WHAT CAN TODAY’S QUEER MOVEMENT LEARN FROM 1970S GAY LIBERATION?
There are some legacies from the gay liberation period that are worth recalling: above all, the insistence that our liberation was connected with the call for a more just society for everyone — intersectionality, before the term was coined. Coming out is important, but it is insufficient as the basis for an ethical political stance; I feel no political allegiance with those openly gay members of parliament who support our ongoing torture of asylum seekers in Nauru and Manus. And while diversity — racial, gender, sexuality, class — is clearly important, it’s not a sufficient basis for a political stance.

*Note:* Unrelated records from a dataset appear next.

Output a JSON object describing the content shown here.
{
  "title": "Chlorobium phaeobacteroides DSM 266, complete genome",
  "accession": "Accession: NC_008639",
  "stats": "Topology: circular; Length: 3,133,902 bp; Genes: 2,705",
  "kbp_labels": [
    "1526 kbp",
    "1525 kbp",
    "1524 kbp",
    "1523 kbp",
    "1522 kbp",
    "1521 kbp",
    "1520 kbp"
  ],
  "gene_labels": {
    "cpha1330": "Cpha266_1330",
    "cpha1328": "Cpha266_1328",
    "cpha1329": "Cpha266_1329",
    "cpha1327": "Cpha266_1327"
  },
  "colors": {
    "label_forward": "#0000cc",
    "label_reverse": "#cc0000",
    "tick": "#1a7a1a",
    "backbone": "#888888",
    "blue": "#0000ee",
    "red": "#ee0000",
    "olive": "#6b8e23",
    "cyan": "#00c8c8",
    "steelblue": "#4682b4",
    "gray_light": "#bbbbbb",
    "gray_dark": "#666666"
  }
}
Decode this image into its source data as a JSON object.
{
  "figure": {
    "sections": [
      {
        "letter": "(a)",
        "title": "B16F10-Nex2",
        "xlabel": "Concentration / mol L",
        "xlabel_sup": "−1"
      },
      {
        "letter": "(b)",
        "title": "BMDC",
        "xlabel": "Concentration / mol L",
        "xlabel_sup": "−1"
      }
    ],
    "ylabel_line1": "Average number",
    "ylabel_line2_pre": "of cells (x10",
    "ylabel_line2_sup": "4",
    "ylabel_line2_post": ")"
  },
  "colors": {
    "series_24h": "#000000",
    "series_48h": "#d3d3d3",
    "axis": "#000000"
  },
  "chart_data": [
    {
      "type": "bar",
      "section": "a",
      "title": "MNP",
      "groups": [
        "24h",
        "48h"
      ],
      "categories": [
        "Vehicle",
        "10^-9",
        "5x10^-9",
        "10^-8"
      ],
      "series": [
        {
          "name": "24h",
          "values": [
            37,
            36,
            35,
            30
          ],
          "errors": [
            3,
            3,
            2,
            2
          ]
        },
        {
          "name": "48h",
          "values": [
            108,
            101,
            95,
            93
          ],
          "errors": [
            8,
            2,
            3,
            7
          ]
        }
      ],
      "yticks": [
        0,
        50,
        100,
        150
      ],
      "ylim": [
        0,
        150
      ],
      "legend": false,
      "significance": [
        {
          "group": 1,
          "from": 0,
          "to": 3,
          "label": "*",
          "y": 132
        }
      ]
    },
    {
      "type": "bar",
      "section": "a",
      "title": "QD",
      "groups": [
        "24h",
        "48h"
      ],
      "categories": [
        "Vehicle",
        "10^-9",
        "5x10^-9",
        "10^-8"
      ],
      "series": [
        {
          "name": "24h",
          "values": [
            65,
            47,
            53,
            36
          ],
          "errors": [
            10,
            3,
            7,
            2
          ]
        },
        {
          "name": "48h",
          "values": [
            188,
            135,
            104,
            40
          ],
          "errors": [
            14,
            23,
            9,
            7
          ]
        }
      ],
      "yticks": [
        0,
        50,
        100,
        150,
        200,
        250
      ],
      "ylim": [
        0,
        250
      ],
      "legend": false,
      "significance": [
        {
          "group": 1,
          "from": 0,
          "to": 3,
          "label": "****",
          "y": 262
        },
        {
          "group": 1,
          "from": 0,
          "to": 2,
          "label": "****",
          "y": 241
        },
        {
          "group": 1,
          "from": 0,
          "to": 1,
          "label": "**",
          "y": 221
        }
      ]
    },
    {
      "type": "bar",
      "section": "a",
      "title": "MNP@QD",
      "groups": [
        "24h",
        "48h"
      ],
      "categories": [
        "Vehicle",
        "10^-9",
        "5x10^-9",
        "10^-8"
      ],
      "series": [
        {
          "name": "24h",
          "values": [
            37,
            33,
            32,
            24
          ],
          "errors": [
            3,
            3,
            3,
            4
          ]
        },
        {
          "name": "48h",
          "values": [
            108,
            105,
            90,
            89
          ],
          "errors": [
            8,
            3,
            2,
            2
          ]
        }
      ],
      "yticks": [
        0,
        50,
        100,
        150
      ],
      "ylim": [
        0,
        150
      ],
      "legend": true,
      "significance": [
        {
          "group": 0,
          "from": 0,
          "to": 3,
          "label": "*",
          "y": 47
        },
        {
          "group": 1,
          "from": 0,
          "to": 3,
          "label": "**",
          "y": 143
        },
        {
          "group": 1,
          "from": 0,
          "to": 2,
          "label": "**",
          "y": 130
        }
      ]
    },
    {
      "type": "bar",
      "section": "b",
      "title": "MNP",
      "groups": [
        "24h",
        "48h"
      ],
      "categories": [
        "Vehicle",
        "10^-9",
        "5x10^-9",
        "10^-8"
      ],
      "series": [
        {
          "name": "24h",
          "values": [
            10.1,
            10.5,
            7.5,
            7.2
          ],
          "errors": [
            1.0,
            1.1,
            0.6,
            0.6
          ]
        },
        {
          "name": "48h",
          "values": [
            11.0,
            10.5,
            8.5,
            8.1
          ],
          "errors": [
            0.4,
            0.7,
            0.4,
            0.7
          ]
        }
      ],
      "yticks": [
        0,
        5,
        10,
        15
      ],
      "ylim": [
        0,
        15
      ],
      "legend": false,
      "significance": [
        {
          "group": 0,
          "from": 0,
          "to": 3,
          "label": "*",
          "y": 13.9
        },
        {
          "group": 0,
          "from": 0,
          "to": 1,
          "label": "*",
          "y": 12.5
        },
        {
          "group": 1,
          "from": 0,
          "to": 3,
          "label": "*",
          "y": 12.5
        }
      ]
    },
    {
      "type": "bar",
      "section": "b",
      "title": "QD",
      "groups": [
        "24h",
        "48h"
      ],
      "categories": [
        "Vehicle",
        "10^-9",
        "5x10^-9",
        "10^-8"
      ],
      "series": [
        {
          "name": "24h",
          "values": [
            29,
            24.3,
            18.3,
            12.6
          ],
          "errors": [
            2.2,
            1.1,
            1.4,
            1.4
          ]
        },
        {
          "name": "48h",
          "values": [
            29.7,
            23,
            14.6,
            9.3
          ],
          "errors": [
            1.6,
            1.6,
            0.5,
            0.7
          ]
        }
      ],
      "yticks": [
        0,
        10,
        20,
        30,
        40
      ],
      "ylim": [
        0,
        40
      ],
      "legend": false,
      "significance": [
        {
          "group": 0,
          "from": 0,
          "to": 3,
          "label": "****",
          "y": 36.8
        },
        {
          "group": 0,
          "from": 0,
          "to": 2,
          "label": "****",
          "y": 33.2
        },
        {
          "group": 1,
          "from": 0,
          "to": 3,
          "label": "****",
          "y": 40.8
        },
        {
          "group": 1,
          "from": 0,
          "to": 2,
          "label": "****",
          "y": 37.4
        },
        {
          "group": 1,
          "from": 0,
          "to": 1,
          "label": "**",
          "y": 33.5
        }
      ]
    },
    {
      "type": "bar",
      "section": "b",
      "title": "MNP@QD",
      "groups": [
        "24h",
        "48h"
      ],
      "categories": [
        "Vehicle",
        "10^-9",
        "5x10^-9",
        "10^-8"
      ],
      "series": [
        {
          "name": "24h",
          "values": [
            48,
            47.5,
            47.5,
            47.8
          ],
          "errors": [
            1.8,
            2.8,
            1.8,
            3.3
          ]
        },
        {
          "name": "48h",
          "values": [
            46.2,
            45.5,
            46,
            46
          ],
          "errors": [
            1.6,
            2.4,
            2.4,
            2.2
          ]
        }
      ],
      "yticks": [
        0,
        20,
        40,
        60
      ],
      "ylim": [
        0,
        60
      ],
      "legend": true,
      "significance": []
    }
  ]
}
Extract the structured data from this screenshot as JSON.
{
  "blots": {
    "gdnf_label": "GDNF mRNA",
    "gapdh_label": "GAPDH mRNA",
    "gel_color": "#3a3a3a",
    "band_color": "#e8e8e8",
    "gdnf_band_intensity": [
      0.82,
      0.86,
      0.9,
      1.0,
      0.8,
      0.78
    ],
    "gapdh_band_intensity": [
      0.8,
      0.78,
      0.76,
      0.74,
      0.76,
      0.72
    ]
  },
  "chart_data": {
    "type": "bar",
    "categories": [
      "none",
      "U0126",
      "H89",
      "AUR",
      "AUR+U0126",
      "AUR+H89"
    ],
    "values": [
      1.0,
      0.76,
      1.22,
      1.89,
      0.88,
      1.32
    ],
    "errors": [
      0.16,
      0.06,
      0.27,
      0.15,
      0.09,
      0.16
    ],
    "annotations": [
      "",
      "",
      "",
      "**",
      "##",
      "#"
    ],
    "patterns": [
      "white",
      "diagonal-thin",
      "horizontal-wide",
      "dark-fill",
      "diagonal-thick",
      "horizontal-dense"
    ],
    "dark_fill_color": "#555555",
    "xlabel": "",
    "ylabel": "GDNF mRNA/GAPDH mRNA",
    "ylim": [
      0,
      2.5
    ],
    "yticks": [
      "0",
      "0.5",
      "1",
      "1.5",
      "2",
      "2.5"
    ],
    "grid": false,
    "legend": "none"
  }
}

WHAT ARE THE NEXT IMPORTANT STEPS?
Early gay liberation got some things badly wrong. We assumed that transgender desires would decline as social attitudes to sex and gender changed, but clearly this has not happened. Trans activists challenge the basic assumptions of our social arrangements more radically than the early gay movement, and gender politics have become deeply fraught. We need to distinguish between those people who express active hostility, often including real violence, towards trans folk, and people who are struggling to understand how others experience their bodies in ways for which western society makes little space.
AND WHAT’S NEXT FOR YOU?
That’s a risky question for someone in their later seventies. But I have always written about politics more broadly than sexuality, and next year have a small book coming out called The Strange Persistence of Monarchies. It was sparked by the recognition that constitutional monarchies are significant in both Europe and Asia — as well as in our own rather bizarre constitutional set up — and has been a fun lockdown project to work on.